ここでは人類学のいう「原型」から見て人間に「歪み」をもたらす二点をとりあげたい。
昨今の「決めすぎる政治」も恐いが「つながり過ぎる社会」も恐ろしい。過剰接待ならぬ「過剰接続」である。
電車に乗って周囲を見回すとスマートフォンをいじってどこかにつながる人ばかり。今のネット社会では、ささいなことまでソーシャルネットワーク(SNS)などで「共有」され「可視化」されている。
スマホも普及し、生活の細部と細部がかつてない規模でつながる。「接続過剰」とはそういう意味である。
SNSは、「適度に」参加すれば、アイデアを得たり、共に考えたりできるが、「適度」に放っておかれれば、互いの自律性を確保できるものの、どんどん難しくなっている。
メッセージが来れば、できるだけ早く返信する。相手からの返信が遅ければ、嫌われていないかと不安になる。
最小限でも反応を返すことが「思いやり」として目的化し、形骸化する。
SNSとスマホの普及は、視聴覚を総動員し、ほとんど依存症のような状態を広げている。
かつてはコンビに店の冷蔵庫でアルバイトが寝転がった写真があれば、それを見た人々が「ばかなやつ」で済んだものを、ネット上で公開されて本人が解雇されるだけならまだしも、店自体が潰れてしまう。
今、ネットで発言すると、データベースに保存されるので、消去の操作をしなければ、時につれて「記憶が劣化し忘れられる」ことがありえない。

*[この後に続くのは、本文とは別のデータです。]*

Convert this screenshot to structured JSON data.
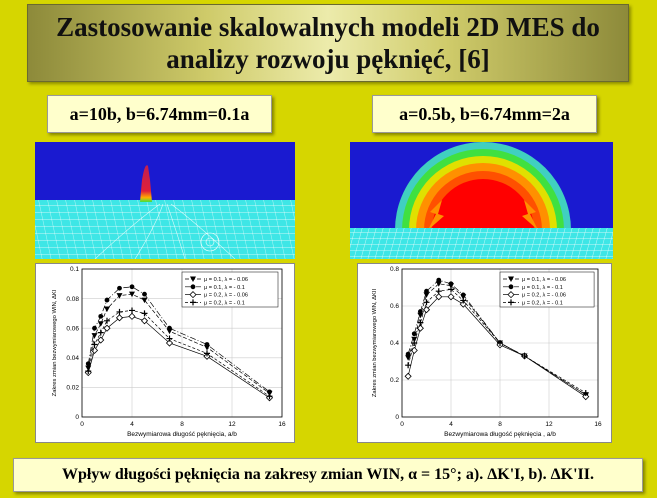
{
  "title": {
    "line1": "Zastosowanie skalowalnych modeli 2D MES do",
    "line2": "analizy rozwoju pęknięć, [6]"
  },
  "cases": [
    {
      "label": "a=10b, b=6.74mm=0.1a"
    },
    {
      "label": "a=0.5b, b=6.74mm=2a"
    }
  ],
  "colors": {
    "background": "#d6d600",
    "fem_blue": "#1a1ad0",
    "fem_mesh": "#3ee6e6",
    "fem_red": "#ff0000"
  },
  "caption": "Wpływ długości pęknięcia na zakresy zmian WIN, α = 15°; a). ΔK'I, b). ΔK'II.",
  "chart_data": [
    {
      "type": "line",
      "xlabel": "Bezwymiarowa długość pęknięcia, a/b",
      "ylabel": "Zakres zmian bezwymiarowego WIN, ΔKI",
      "xlim": [
        0,
        16
      ],
      "ylim": [
        0,
        0.1
      ],
      "xticks": [
        "0",
        "4",
        "8",
        "12",
        "16"
      ],
      "yticks": [
        "0",
        "0.02",
        "0.04",
        "0.06",
        "0.08",
        "0.1"
      ],
      "legend_position": "top-right",
      "grid": true,
      "series": [
        {
          "name": "μ = 0.1, λ = - 0.06",
          "x": [
            0.5,
            1,
            1.5,
            2,
            3,
            4,
            5,
            7,
            10,
            15
          ],
          "y": [
            0.033,
            0.055,
            0.063,
            0.073,
            0.082,
            0.083,
            0.079,
            0.058,
            0.047,
            0.016
          ]
        },
        {
          "name": "μ = 0.1, λ = - 0.1",
          "x": [
            0.5,
            1,
            1.5,
            2,
            3,
            4,
            5,
            7,
            10,
            15
          ],
          "y": [
            0.036,
            0.06,
            0.068,
            0.079,
            0.087,
            0.088,
            0.083,
            0.06,
            0.049,
            0.017
          ]
        },
        {
          "name": "μ = 0.2, λ = - 0.06",
          "x": [
            0.5,
            1,
            1.5,
            2,
            3,
            4,
            5,
            7,
            10,
            15
          ],
          "y": [
            0.03,
            0.045,
            0.052,
            0.06,
            0.067,
            0.068,
            0.065,
            0.05,
            0.041,
            0.013
          ]
        },
        {
          "name": "μ = 0.2, λ = - 0.1",
          "x": [
            0.5,
            1,
            1.5,
            2,
            3,
            4,
            5,
            7,
            10,
            15
          ],
          "y": [
            0.031,
            0.049,
            0.057,
            0.065,
            0.071,
            0.072,
            0.07,
            0.053,
            0.043,
            0.014
          ]
        }
      ]
    },
    {
      "type": "line",
      "xlabel": "Bezwymiarowa długość pęknięcia , a/b",
      "ylabel": "Zakres zmian bezwymiarowego WIN, ΔKII",
      "xlim": [
        0,
        16
      ],
      "ylim": [
        0,
        0.8
      ],
      "xticks": [
        "0",
        "4",
        "8",
        "12",
        "16"
      ],
      "yticks": [
        "0",
        "0.2",
        "0.4",
        "0.6",
        "0.8"
      ],
      "legend_position": "top-right",
      "grid": true,
      "series": [
        {
          "name": "μ = 0.1, λ = - 0.06",
          "x": [
            0.5,
            1,
            1.5,
            2,
            3,
            4,
            5,
            8,
            10,
            15
          ],
          "y": [
            0.32,
            0.42,
            0.55,
            0.66,
            0.72,
            0.71,
            0.65,
            0.4,
            0.33,
            0.12
          ]
        },
        {
          "name": "μ = 0.1, λ = - 0.1",
          "x": [
            0.5,
            1,
            1.5,
            2,
            3,
            4,
            5,
            8,
            10,
            15
          ],
          "y": [
            0.34,
            0.45,
            0.57,
            0.68,
            0.74,
            0.72,
            0.66,
            0.4,
            0.33,
            0.12
          ]
        },
        {
          "name": "μ = 0.2, λ = - 0.06",
          "x": [
            0.5,
            1,
            1.5,
            2,
            3,
            4,
            5,
            8,
            10,
            15
          ],
          "y": [
            0.22,
            0.36,
            0.48,
            0.58,
            0.65,
            0.65,
            0.61,
            0.39,
            0.33,
            0.11
          ]
        },
        {
          "name": "μ = 0.2, λ = - 0.1",
          "x": [
            0.5,
            1,
            1.5,
            2,
            3,
            4,
            5,
            8,
            10,
            15
          ],
          "y": [
            0.28,
            0.4,
            0.51,
            0.62,
            0.68,
            0.69,
            0.63,
            0.4,
            0.33,
            0.13
          ]
        }
      ]
    }
  ]
}
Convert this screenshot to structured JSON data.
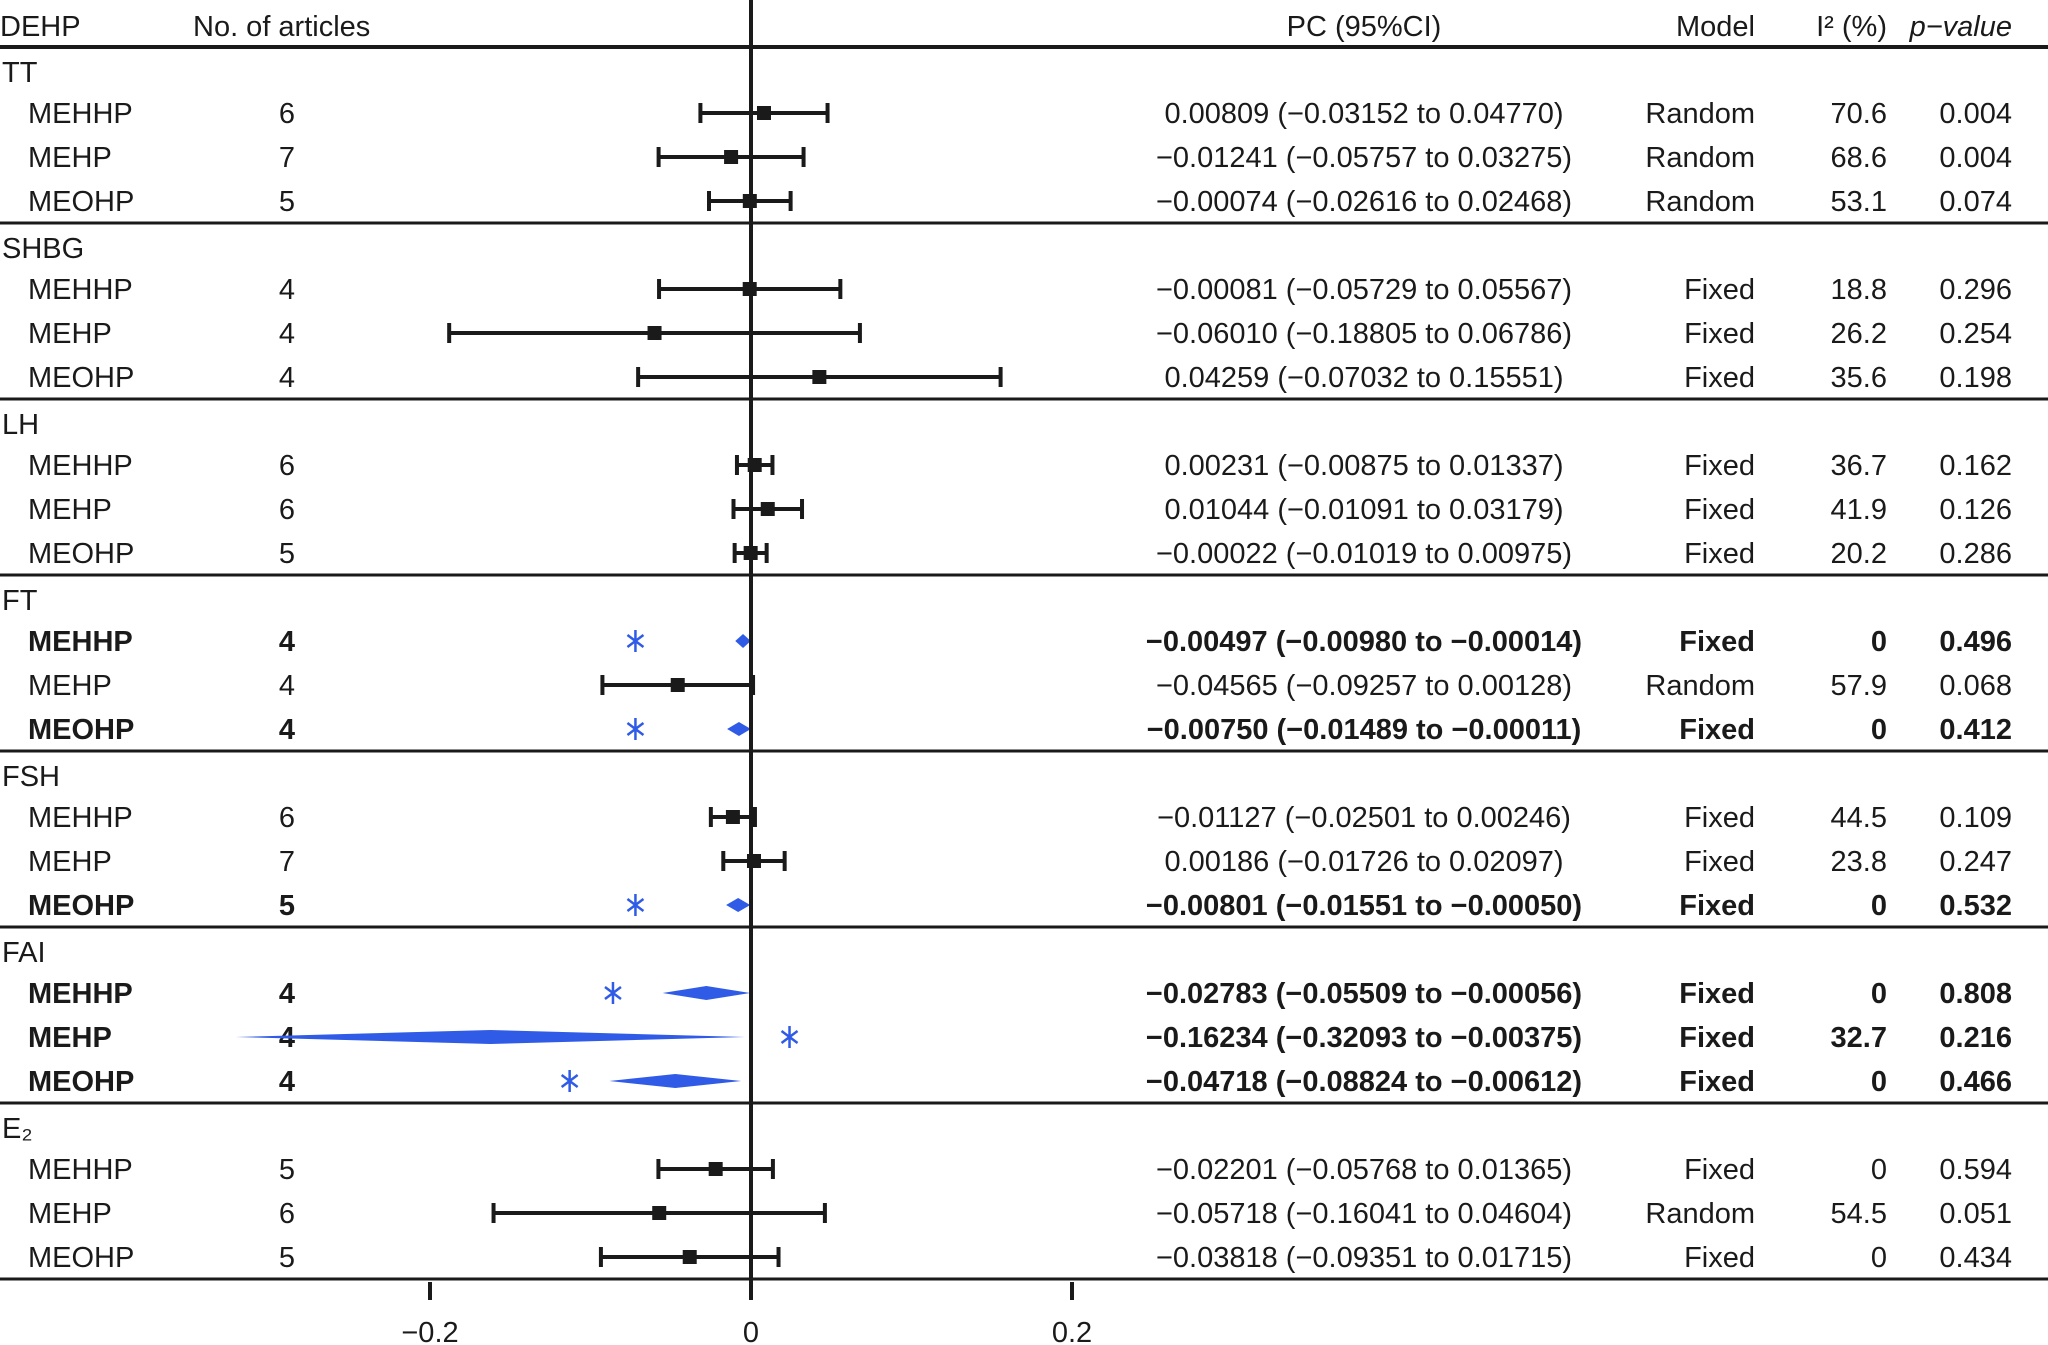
{
  "chart_data": {
    "type": "forest",
    "headers": {
      "col1": "DEHP",
      "col2": "No. of articles",
      "ci": "PC (95%CI)",
      "model": "Model",
      "i2": "I² (%)",
      "p": "p−value"
    },
    "x_axis": {
      "ticks": [
        -0.2,
        0,
        0.2
      ],
      "tick_labels": [
        "−0.2",
        "0",
        "0.2"
      ],
      "reference_line": 0,
      "range": [
        -0.33,
        0.25
      ]
    },
    "colors": {
      "estimate": "#1a1a1a",
      "significant": "#2f5be6",
      "rule": "#1a1a1a"
    },
    "groups": [
      {
        "label": "TT",
        "rows": [
          {
            "name": "MEHHP",
            "n": "6",
            "pc": 0.00809,
            "lo": -0.03152,
            "hi": 0.0477,
            "ci_text": "0.00809 (−0.03152 to 0.04770)",
            "model": "Random",
            "i2": "70.6",
            "p": "0.004",
            "significant": false
          },
          {
            "name": "MEHP",
            "n": "7",
            "pc": -0.01241,
            "lo": -0.05757,
            "hi": 0.03275,
            "ci_text": "−0.01241 (−0.05757 to 0.03275)",
            "model": "Random",
            "i2": "68.6",
            "p": "0.004",
            "significant": false
          },
          {
            "name": "MEOHP",
            "n": "5",
            "pc": -0.00074,
            "lo": -0.02616,
            "hi": 0.02468,
            "ci_text": "−0.00074 (−0.02616 to 0.02468)",
            "model": "Random",
            "i2": "53.1",
            "p": "0.074",
            "significant": false
          }
        ]
      },
      {
        "label": "SHBG",
        "rows": [
          {
            "name": "MEHHP",
            "n": "4",
            "pc": -0.00081,
            "lo": -0.05729,
            "hi": 0.05567,
            "ci_text": "−0.00081 (−0.05729 to 0.05567)",
            "model": "Fixed",
            "i2": "18.8",
            "p": "0.296",
            "significant": false
          },
          {
            "name": "MEHP",
            "n": "4",
            "pc": -0.0601,
            "lo": -0.18805,
            "hi": 0.06786,
            "ci_text": "−0.06010 (−0.18805 to 0.06786)",
            "model": "Fixed",
            "i2": "26.2",
            "p": "0.254",
            "significant": false
          },
          {
            "name": "MEOHP",
            "n": "4",
            "pc": 0.04259,
            "lo": -0.07032,
            "hi": 0.15551,
            "ci_text": "0.04259 (−0.07032 to 0.15551)",
            "model": "Fixed",
            "i2": "35.6",
            "p": "0.198",
            "significant": false
          }
        ]
      },
      {
        "label": "LH",
        "rows": [
          {
            "name": "MEHHP",
            "n": "6",
            "pc": 0.00231,
            "lo": -0.00875,
            "hi": 0.01337,
            "ci_text": "0.00231 (−0.00875 to 0.01337)",
            "model": "Fixed",
            "i2": "36.7",
            "p": "0.162",
            "significant": false
          },
          {
            "name": "MEHP",
            "n": "6",
            "pc": 0.01044,
            "lo": -0.01091,
            "hi": 0.03179,
            "ci_text": "0.01044 (−0.01091 to 0.03179)",
            "model": "Fixed",
            "i2": "41.9",
            "p": "0.126",
            "significant": false
          },
          {
            "name": "MEOHP",
            "n": "5",
            "pc": -0.00022,
            "lo": -0.01019,
            "hi": 0.00975,
            "ci_text": "−0.00022 (−0.01019 to 0.00975)",
            "model": "Fixed",
            "i2": "20.2",
            "p": "0.286",
            "significant": false
          }
        ]
      },
      {
        "label": "FT",
        "rows": [
          {
            "name": "MEHHP",
            "n": "4",
            "pc": -0.00497,
            "lo": -0.0098,
            "hi": -0.00014,
            "ci_text": "−0.00497 (−0.00980 to −0.00014)",
            "model": "Fixed",
            "i2": "0",
            "p": "0.496",
            "significant": true,
            "star_x": -0.072
          },
          {
            "name": "MEHP",
            "n": "4",
            "pc": -0.04565,
            "lo": -0.09257,
            "hi": 0.00128,
            "ci_text": "−0.04565 (−0.09257 to 0.00128)",
            "model": "Random",
            "i2": "57.9",
            "p": "0.068",
            "significant": false
          },
          {
            "name": "MEOHP",
            "n": "4",
            "pc": -0.0075,
            "lo": -0.01489,
            "hi": -0.00011,
            "ci_text": "−0.00750 (−0.01489 to −0.00011)",
            "model": "Fixed",
            "i2": "0",
            "p": "0.412",
            "significant": true,
            "star_x": -0.072
          }
        ]
      },
      {
        "label": "FSH",
        "rows": [
          {
            "name": "MEHHP",
            "n": "6",
            "pc": -0.01127,
            "lo": -0.02501,
            "hi": 0.00246,
            "ci_text": "−0.01127 (−0.02501 to 0.00246)",
            "model": "Fixed",
            "i2": "44.5",
            "p": "0.109",
            "significant": false
          },
          {
            "name": "MEHP",
            "n": "7",
            "pc": 0.00186,
            "lo": -0.01726,
            "hi": 0.02097,
            "ci_text": "0.00186 (−0.01726 to 0.02097)",
            "model": "Fixed",
            "i2": "23.8",
            "p": "0.247",
            "significant": false
          },
          {
            "name": "MEOHP",
            "n": "5",
            "pc": -0.00801,
            "lo": -0.01551,
            "hi": -0.0005,
            "ci_text": "−0.00801 (−0.01551 to −0.00050)",
            "model": "Fixed",
            "i2": "0",
            "p": "0.532",
            "significant": true,
            "star_x": -0.072
          }
        ]
      },
      {
        "label": "FAI",
        "rows": [
          {
            "name": "MEHHP",
            "n": "4",
            "pc": -0.02783,
            "lo": -0.05509,
            "hi": -0.00056,
            "ci_text": "−0.02783 (−0.05509 to −0.00056)",
            "model": "Fixed",
            "i2": "0",
            "p": "0.808",
            "significant": true,
            "star_x": -0.086
          },
          {
            "name": "MEHP",
            "n": "4",
            "pc": -0.16234,
            "lo": -0.32093,
            "hi": -0.00375,
            "ci_text": "−0.16234 (−0.32093 to −0.00375)",
            "model": "Fixed",
            "i2": "32.7",
            "p": "0.216",
            "significant": true,
            "star_x": 0.024
          },
          {
            "name": "MEOHP",
            "n": "4",
            "pc": -0.04718,
            "lo": -0.08824,
            "hi": -0.00612,
            "ci_text": "−0.04718 (−0.08824 to −0.00612)",
            "model": "Fixed",
            "i2": "0",
            "p": "0.466",
            "significant": true,
            "star_x": -0.113
          }
        ]
      },
      {
        "label": "E₂",
        "rows": [
          {
            "name": "MEHHP",
            "n": "5",
            "pc": -0.02201,
            "lo": -0.05768,
            "hi": 0.01365,
            "ci_text": "−0.02201 (−0.05768 to 0.01365)",
            "model": "Fixed",
            "i2": "0",
            "p": "0.594",
            "significant": false
          },
          {
            "name": "MEHP",
            "n": "6",
            "pc": -0.05718,
            "lo": -0.16041,
            "hi": 0.04604,
            "ci_text": "−0.05718 (−0.16041 to 0.04604)",
            "model": "Random",
            "i2": "54.5",
            "p": "0.051",
            "significant": false
          },
          {
            "name": "MEOHP",
            "n": "5",
            "pc": -0.03818,
            "lo": -0.09351,
            "hi": 0.01715,
            "ci_text": "−0.03818 (−0.09351 to 0.01715)",
            "model": "Fixed",
            "i2": "0",
            "p": "0.434",
            "significant": false
          }
        ]
      }
    ]
  }
}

また、拡散した情報を消去して回ることはきわめて困難である。
さらにもうひとつの「過剰」は、過大評価ならぬ、「過剰評価」である。
ブラジルで昨年開かれたサッカーW杯では、ドイツが優勝した。勝因とされたのが「トラッキングシステム」である。走行距離、短距離のスプリント回数、パスの成功率など選手1人のひとりのプレーを数値化して解析し、戦略に生かす。今期からJリーグでも導入された。
このシステムは、軍事技術のミサイル自動追尾システムを応用したもので、メインスタンドに設置された2台のカメラが、選手やボールをトラッキング(追尾)し、1秒ごとに25フレームの細かさで、ピッチ上のそれぞれの座標を取得する。
そして、この座標を元に、走行距離やスプリント回数といったデータが計算される仕組みになっている。
過剰接続、過剰評価で、職場は「成果」の数字に追いたてられ、試行錯誤や失敗は許されない。
ネットでの検索や買い物で「履歴」が残り、GPSで居場所は常に把握される
。 それは、怠けることが許されないシステムでもあり、美しさや「ひらめき」など数値化できないプレーは「評価の対象外」である。
こういうシステムが仕事の現場に導入されれば、一挙手一投足が評価の対象となり、人間はどこまでも「原型」からはずれていくだろう。